My husband and I were married in the Catholic church. When we were married we made a vow to have children and to raise them in the Catholic faith. I could take the easy road and say that we are simply honouring that vow, and I suppose, in a sense we were. But I won’t mince words, I’m not sure I did it for the right reasons. It’s ridiculous to have baptized him simply because we were. I am not normally the kind of person who does things “just because that’s how they were done before.” I usually make my own choices. In this case, it could be argued that the choice was made for me, much as I have done for them. I realize all of these arguments. I thought about them a lot when we were deciding what to do.

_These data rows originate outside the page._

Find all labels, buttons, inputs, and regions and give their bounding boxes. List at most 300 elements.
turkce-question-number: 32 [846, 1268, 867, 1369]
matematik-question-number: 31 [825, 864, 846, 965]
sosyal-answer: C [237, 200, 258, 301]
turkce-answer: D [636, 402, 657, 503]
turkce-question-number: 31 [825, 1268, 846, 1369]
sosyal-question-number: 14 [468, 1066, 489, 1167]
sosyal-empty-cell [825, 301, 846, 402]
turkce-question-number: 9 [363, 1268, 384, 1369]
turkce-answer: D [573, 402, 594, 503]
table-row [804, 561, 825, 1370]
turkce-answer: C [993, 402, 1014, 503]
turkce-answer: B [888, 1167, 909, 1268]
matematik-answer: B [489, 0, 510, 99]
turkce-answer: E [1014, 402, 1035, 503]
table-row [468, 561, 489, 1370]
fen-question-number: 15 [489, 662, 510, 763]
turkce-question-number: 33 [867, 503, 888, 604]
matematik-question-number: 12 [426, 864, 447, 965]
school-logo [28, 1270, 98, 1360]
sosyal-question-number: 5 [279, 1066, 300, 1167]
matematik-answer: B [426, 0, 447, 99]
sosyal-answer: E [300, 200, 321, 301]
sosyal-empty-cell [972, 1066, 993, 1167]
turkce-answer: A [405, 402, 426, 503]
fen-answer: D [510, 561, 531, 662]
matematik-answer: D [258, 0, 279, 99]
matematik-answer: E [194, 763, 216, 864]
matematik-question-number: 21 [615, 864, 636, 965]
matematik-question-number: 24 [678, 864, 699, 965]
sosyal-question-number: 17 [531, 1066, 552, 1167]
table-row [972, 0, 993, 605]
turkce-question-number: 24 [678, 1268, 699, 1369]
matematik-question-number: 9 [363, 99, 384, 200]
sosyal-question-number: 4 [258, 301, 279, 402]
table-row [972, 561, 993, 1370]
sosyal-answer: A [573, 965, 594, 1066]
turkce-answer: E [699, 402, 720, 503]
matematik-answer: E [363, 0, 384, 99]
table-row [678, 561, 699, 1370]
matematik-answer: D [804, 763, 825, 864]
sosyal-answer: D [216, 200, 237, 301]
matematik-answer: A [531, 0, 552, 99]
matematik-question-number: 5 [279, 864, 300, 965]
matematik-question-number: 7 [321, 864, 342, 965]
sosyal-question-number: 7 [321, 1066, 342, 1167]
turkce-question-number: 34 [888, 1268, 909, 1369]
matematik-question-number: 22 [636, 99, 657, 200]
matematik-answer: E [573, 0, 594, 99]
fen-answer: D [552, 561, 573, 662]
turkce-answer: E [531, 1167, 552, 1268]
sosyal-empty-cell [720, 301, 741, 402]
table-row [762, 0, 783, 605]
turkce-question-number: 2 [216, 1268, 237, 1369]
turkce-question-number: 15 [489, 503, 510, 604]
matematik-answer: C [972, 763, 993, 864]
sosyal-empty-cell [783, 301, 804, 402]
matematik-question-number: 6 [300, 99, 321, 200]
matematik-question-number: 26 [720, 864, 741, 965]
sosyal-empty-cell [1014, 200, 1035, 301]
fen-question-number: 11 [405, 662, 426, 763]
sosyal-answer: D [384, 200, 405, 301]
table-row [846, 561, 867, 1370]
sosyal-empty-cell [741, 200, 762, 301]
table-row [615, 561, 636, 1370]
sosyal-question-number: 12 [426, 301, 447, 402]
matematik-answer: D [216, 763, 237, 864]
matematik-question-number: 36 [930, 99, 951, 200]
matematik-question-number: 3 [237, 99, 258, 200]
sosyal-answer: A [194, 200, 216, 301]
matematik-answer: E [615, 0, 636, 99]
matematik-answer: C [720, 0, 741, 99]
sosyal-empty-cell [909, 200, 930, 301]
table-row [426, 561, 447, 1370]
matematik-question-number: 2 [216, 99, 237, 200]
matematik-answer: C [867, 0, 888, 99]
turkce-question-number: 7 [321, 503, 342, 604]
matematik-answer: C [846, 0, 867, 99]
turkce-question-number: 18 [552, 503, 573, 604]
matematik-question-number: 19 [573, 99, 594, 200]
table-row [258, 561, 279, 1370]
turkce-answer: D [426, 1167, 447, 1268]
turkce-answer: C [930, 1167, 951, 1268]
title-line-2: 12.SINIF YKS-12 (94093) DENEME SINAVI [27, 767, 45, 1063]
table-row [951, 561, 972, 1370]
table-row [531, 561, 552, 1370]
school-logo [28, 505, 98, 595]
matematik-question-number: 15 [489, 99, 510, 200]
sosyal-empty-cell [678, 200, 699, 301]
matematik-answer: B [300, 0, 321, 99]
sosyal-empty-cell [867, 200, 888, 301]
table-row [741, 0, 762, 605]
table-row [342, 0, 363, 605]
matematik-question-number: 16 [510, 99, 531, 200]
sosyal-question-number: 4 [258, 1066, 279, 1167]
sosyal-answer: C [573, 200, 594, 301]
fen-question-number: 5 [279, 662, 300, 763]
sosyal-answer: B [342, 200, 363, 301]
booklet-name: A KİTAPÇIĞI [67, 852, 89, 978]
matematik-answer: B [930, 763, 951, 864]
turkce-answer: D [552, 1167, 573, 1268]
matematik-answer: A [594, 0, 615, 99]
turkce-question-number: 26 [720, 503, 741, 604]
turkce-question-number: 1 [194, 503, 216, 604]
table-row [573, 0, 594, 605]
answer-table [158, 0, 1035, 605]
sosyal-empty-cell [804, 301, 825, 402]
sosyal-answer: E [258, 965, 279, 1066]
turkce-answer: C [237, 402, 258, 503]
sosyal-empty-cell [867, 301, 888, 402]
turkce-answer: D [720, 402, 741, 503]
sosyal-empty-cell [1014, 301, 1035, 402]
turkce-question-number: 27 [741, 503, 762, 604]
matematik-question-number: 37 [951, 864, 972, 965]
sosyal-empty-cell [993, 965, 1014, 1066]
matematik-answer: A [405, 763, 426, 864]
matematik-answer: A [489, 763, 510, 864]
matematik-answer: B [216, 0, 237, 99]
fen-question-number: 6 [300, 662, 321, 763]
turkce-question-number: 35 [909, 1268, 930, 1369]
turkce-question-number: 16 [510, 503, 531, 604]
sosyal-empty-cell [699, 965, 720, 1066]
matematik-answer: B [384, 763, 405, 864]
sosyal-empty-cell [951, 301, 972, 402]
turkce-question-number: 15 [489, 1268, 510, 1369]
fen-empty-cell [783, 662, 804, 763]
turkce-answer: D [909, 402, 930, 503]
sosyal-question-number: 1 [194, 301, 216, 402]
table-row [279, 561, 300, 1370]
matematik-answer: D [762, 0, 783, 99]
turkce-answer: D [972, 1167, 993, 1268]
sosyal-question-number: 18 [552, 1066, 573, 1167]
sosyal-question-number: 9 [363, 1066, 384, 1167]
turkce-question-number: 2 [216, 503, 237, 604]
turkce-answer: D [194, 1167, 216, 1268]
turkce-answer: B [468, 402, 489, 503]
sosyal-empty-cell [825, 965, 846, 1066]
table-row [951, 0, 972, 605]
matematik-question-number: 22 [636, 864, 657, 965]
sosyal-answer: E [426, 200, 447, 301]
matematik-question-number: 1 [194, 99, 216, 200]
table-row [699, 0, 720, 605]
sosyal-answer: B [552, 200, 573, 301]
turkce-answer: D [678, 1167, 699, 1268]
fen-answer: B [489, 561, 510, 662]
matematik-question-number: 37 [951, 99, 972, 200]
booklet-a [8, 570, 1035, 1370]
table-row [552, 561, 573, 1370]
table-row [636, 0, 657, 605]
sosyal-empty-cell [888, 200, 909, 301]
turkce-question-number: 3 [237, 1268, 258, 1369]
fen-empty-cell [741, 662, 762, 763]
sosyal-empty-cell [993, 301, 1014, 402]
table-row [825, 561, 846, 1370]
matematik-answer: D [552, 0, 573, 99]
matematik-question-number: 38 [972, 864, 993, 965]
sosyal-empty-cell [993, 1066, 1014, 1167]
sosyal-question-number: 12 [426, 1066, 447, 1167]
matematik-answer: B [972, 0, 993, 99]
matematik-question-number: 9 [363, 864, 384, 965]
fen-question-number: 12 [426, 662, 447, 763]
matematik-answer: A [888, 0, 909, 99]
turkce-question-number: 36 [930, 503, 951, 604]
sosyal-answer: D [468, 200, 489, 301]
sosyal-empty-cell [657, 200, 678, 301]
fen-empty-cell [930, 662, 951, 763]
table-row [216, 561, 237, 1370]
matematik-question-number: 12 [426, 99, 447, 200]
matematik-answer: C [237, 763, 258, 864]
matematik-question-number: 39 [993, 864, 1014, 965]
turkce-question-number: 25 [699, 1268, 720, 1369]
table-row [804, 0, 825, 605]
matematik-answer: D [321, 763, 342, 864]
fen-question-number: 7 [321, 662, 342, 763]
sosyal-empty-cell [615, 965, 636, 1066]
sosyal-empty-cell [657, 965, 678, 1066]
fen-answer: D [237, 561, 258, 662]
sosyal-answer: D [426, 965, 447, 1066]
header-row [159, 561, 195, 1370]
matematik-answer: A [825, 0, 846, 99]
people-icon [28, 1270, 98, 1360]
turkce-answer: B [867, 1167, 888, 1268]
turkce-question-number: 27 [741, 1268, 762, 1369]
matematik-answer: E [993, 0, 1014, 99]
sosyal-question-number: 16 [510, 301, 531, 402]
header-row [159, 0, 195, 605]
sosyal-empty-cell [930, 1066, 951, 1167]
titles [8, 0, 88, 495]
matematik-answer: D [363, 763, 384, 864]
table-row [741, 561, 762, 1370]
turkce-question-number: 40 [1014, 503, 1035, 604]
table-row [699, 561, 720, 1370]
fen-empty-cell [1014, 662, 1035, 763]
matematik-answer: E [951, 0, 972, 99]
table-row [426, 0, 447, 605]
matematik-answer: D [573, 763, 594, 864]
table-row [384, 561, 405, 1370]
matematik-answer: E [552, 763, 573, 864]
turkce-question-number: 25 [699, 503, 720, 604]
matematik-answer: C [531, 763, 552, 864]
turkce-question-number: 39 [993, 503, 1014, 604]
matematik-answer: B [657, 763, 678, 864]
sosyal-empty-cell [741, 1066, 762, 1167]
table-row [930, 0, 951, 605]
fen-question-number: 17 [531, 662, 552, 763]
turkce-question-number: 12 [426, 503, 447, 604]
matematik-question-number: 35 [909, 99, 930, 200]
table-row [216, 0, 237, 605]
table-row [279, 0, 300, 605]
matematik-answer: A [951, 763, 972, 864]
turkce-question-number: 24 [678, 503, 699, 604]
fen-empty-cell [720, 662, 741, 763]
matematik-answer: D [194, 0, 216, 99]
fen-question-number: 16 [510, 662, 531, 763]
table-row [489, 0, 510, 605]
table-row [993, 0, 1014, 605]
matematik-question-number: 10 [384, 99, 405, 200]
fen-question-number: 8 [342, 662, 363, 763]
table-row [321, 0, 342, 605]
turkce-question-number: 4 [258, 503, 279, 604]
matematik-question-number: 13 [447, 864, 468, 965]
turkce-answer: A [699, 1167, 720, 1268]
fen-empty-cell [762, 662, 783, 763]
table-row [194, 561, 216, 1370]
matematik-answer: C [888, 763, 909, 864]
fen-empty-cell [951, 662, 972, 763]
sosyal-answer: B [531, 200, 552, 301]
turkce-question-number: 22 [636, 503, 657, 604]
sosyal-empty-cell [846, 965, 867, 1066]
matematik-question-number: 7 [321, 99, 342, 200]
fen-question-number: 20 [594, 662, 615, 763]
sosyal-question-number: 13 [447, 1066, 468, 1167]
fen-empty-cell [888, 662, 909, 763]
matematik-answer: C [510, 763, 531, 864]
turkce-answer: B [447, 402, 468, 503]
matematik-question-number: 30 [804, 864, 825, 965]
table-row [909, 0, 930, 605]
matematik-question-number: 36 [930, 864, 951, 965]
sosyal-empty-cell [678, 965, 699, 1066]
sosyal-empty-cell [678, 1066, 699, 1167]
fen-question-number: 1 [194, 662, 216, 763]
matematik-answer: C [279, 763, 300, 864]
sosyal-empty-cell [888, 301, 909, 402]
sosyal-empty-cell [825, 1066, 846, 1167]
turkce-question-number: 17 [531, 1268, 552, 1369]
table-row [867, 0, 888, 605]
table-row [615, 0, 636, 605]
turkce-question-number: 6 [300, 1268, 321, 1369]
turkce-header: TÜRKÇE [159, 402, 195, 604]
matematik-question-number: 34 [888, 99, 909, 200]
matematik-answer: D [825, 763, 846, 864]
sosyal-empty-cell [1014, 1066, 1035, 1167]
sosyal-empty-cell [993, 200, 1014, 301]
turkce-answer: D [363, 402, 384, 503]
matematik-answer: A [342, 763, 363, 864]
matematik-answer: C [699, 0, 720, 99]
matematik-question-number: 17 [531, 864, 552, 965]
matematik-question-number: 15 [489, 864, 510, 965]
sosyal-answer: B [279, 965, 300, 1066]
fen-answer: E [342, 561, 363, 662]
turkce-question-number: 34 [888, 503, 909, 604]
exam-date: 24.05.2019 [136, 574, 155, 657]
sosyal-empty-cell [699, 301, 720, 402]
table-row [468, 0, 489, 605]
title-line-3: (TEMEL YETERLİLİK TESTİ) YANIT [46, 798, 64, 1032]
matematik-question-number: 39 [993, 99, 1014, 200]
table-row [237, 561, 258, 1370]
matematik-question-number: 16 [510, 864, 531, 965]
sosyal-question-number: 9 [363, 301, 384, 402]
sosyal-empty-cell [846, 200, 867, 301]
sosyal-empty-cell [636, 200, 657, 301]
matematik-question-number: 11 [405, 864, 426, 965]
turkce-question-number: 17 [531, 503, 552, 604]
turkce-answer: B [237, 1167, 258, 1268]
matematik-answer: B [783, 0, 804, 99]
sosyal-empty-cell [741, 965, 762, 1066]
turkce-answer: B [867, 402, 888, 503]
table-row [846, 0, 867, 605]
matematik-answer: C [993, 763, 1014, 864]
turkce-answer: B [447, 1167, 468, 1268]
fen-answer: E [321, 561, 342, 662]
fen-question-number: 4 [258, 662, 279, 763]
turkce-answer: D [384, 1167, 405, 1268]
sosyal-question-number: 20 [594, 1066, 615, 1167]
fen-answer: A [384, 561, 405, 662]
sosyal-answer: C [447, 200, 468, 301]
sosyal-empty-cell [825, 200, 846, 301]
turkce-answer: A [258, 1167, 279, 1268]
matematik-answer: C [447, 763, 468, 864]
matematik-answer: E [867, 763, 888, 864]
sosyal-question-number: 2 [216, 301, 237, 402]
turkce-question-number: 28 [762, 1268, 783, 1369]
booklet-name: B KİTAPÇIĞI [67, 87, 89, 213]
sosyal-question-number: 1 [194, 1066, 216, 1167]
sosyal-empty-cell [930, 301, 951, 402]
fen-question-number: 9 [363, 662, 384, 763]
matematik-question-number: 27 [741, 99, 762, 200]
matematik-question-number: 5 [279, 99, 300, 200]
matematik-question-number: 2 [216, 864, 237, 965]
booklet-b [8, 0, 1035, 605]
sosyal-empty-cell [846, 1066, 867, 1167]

But perhaps, if I really stop to consider it, maybe we did decide for at least some of the right reasons. I believe in God. I believe in the holy spirit. I believe in Jesus Christ. I believe in heaven. I suppose, given earlier statements, that it stands to reason that I must believe in hell. I’m not sure really how I feel about this idea. I’m afraid to think about it to much. But that’s not the point I’m trying to make. I have to believe in these abstract notions because from them I derive some measure of peace and reason for my existence. Tomorrow will be the anniversary of my mother’s death, 28 years ago she was taken from us. If I didn’t believe in these things I think I would lose myself completely in a sense the world the inherently cruel and without meaning. And so, if I base my faith in some tiny part of the root of Catholicism and believe in finding redemption and purpose through meditation with God, then yes, I suppose I am a faithful person, and yes I do want to raise my children to feel the same. I want them to find peace through some form of inner reflection and a sense of spirituality that connects them to the world.
Is that a good enough reason? I don’t know. Now that my children are baptized will I take them to church? Likely not. I don’t believe you have to be in a place to feel faith and to believe and honour God. I believe we do that in other ways, in how we live our lives and treat others. Those are the values that I want to teach my children. That is what I believe. That is what I describe as my faith.